The job of finding the best set of weights is conducted by the optimiser. In neural networks, the optimisation method used is **stochastic** **gradient** **descent**.

Every time period, or epoch, the stochastic gradient descent algorithm will repeat a certain set of steps in order to find the best weights.

- Start with some initial value for the weights
- Keep updating weights that we know will reduce the cost function
- Stop when we have reached the minimum error on our dataset

Gradient Descent requires a differentiable algorithm, because when we come to finding the minimum value, we do this by calculating the gradient of our current position and then deciding which direction to move to get to our gradient of 0. We know that the point at which the gradient of our error function is equal to 0 is the minimum point on the curve, as the diagrams below show.

The algorithm we iterate over, step 2 of our gradient descent algorithm, takes our current weight and subtracts from it the differentiated cost function multiplied by what is called a learning rate, the size of which determines how quickly we converge to or diverge from the minimum value. I have an explanation in greater detail on the process of gradient descent in my article on Linear Regression.

## Over and Underfitting

**Overfitting** and **Underfitting** are two of the most important concepts of machine learning, because they can help give you an idea of whether your ML algorithm is capable of its true purpose, being unleashed to the world and encountering new unseen data.

Mathematically, overfitting is defined as the situation where the accuracy on your training data is greater than the accuracy on your testing data. Underfitting is generally defined as poor performance on both the training and testing side.

So what do these two actually tell us about our model? Well, in the case of overfitting, we can essentially infer that our model does not generalise well to unseen data. It has taken the training data and instead of finding these complex, sophisticated relationships we are looking for, it has built a rigid framework based on the observed behaviour, taking the training data as gospel. This model doesn’t have any predictive power, because it has attached itself too strongly to the initial data it was provided, instead of trying to generalise and adapt to slightly different datasets.

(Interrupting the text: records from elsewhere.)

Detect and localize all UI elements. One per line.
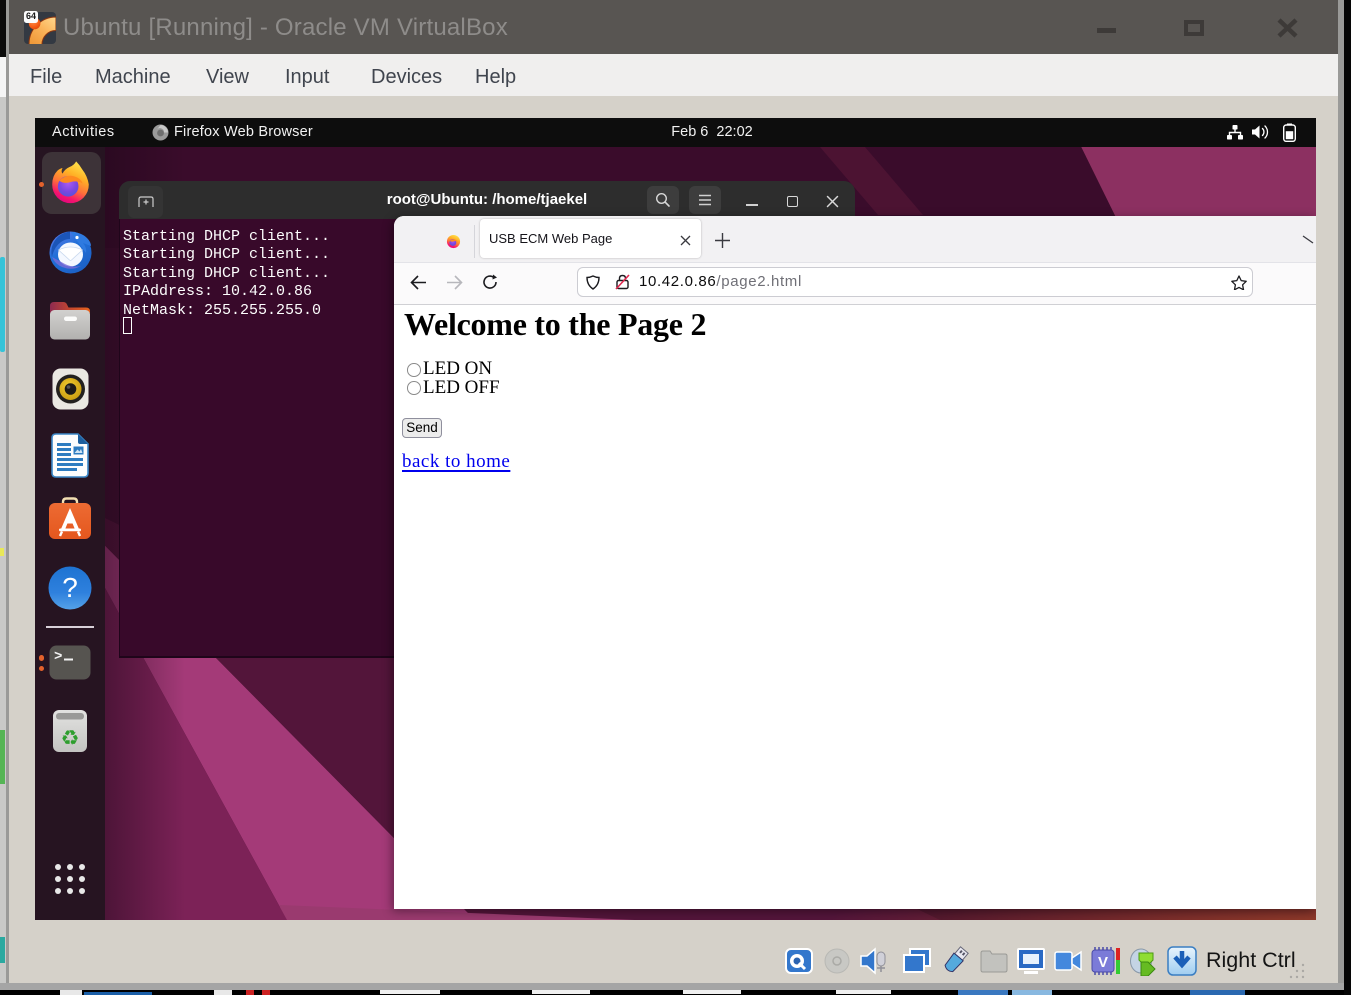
svg-text:?: ? — [62, 572, 78, 603]
svg-text:V: V — [1098, 954, 1108, 971]
svg-text:♻: ♻ — [61, 727, 80, 750]
svg-text:>: > — [54, 649, 62, 665]
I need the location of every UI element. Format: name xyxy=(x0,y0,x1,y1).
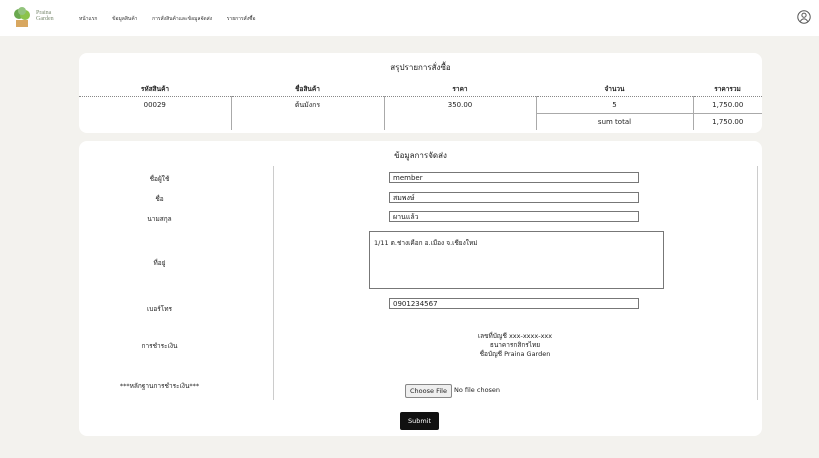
brand-name: Praina Garden xyxy=(36,10,54,22)
choose-file-button[interactable]: Choose File xyxy=(405,384,452,398)
nav-home[interactable]: หน้าแรก xyxy=(79,16,97,22)
label-payment: การชำระเงิน xyxy=(141,342,178,350)
label-proof: ***หลักฐานการชำระเงิน*** xyxy=(119,382,200,390)
nav-products[interactable]: ข้อมูลสินค้า xyxy=(112,16,137,22)
label-firstname: ชื่อ xyxy=(155,195,164,203)
account-number: เลขที่บัญชี xxx-xxxx-xxx xyxy=(477,332,553,340)
top-navbar: Praina Garden หน้าแรก ข้อมูลสินค้า การสั… xyxy=(0,0,819,36)
header-name: ชื่อสินค้า xyxy=(231,82,384,97)
brand-line-2: Garden xyxy=(36,16,54,22)
cell-code: 00029 xyxy=(143,101,166,110)
lastname-field[interactable]: ผานแล้ว xyxy=(389,211,639,222)
sum-value: 1,750.00 xyxy=(692,113,762,130)
phone-field[interactable]: 0901234567 xyxy=(389,298,639,309)
cell-total: 1,750.00 xyxy=(692,96,762,114)
cell-qty: 5 xyxy=(535,96,693,114)
account-name: ชื่อบัญชี Praina Garden xyxy=(479,350,551,358)
label-username: ชื่อผู้ใช้ xyxy=(149,175,170,183)
column-divider xyxy=(273,166,274,400)
header-total: ราคารวม xyxy=(693,82,762,97)
sum-row: sum total 1,750.00 xyxy=(79,113,762,131)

In the case of underfitting, we find the opposite, that our model has not attached itself to the data at all. Similar to before, the model has been unable to find strong relationships, but in this case, it has generated loose rules to provide crude estimations of the data, rather than anything concrete. An underfit model will therefore also perform poorly on training data because of its lack of understanding of the relationships between the variables.

Avoiding underfitting is generally more straightforward than its counterpart, because general belief is that an underfit model is one that isn’t complex enough. We can avoid underfitting by adding layers, neurons or features to our model or increasing the training time.

Some of the methods used to avoid overfititng are simply the direct opposites of avoiding underfitting. We can remove some features, particularly those that are correlated with others already present in the dataset or that have very little correlation with our output. Stopping the model earlier also ensures that we capture a more general model, instead of allowing it to over-analyse our data.

In some cases, overfitting may occur due to a model’s over-reliance on a certain set of weights, or path in our neural network. The model may have found, during training, that a certain set of weights in a section of our neural network provide a very strong correlation with the output, but this is more a coincidence than the discovery of an actual relationship. If this occurs, then when presented with testing data, the model will not be able to deliver the same level of accuracy.

Our solution here is to introduce the concept of **dropout**. The concept behind dropout is to essentially to exclude a section of the network every step of our training process. This will help us generate weights that are more even across the entire network and ensure that our model is not too reliant on any one subsection.